From Costa Rica to Jeffrey Field
Aug. 22, 2012
By: Greg Kincaid, Penn State Athletic Communications
Not often does a student-athlete from foreign soil come to America and in just three weeks, have an opportunity of a lifetime. Penn State freshman and Costa Rica native Raquel Rodriguez will be living that opportunity when she plays her third career game as a Nittany Lion at home against No. 1-ranked Stanford this Friday.
"Playing this game versus Stanford this Saturday is so hard for me to explain in words," said Rodriguez. "I feel so honored to not only be a part of this team, but also play against Stanford. It is such a big game.
The defending national champion Cardinal of Stanford will take on the sixth-ranked Nittany Lions for a special 7:30 p.m. kick time on the Big Ten Network this Friday. The first 500 fans in attendance will receive rally towels as Penn State attempts to have the largest crowd ever at Jeffrey Field. The previous record was set in 2010 vs. Virginia, as 3,912 attended the game. The women's soccer program encourages all foreign students who have arrived early on campus to attend Friday's game. Parking and admission is free for the contest.

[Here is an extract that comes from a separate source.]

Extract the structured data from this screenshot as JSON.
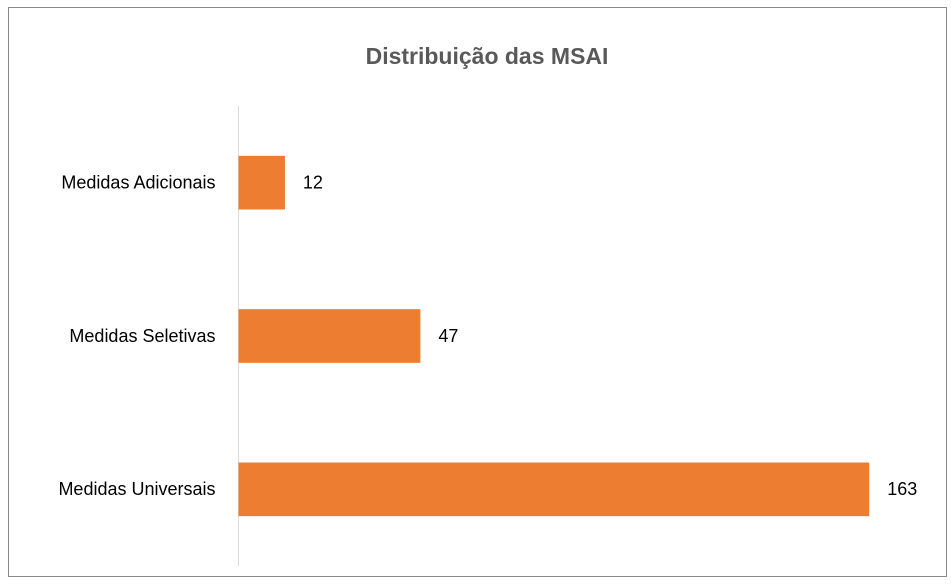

One of Costa Rica's top players, Rodriguez has been a fixture on the youth circuit, leading the U-17 team to the FIFA World Cup in 2008, scoring once, while helping the U-20 team to the 2010 World Cup as well. An attacking midfielder, Rodriguez comes from a soccer family as her father, Sivianni, played with the Costa Rican National Team.
Rodriguez started playing soccer because her father coached a handful of youth teams in Costa Rica. Beginning at the age of four, Rodriguez would attend his courses and practices. She said that training helped develop her technical play.
"Since I was a kid I wanted to be part of a national team," says Rodriguez. "I started at a young age. It was awesome because it helped me become more mature. I always played with women that were at least two years older than me. It was nice to be able to fulfill my goals at such a young age. It was hard, but it was worth it.
"Playing for the Costa Rican national team has been such an awesome experience," she continued. "Since I started playing soccer, I had this dream to be part of a national team."
The way Rodriguez learned about Penn State is unique. The freshman never made a visit to campus, and trusted head coach Erica Walsh through phone calls and the internet.
"The only things I knew about Penn State were the things I saw on the internet," says Rodriguez. "Before committing, I wanted to come and visit the University but was unable to. I had to take that step of faith and trust what Coach Walsh spoke about this University. I am very happy with the decision I made."
For Rodriguez, soccer had an intense and different culture in Costa Rica. She said that in Costa Rica, athletes do not have a situation where they can play, walk to their dorms and then wake up the next day and play again. She added that athletes need to find time for themselves to study and educate themselves and balance it with soccer. Additionally, the balance between men's and women's soccer is quite different in Costa Rica as well.
"There is a totally different structure for men's and women's soccer in Costa Rica," she says. "Males are trained by premier coaches since they were 10 years old. For women, there are not as many facilities for us to play soccer. There is not as much support and not as many coaches. For us women that want to play soccer, we most likely have to start playing against men at such a young age."
Nevertheless, Rodriguez is thankful for the opportunities she has been given, not just to play in the United States, but to also play for one of the most respected programs in the country.
"I am just so honored to play for this team and University," says Rodriguez. "I love the coaching staff I play for here. They work in a professional way. I also have great teammates and that's all I can ask for."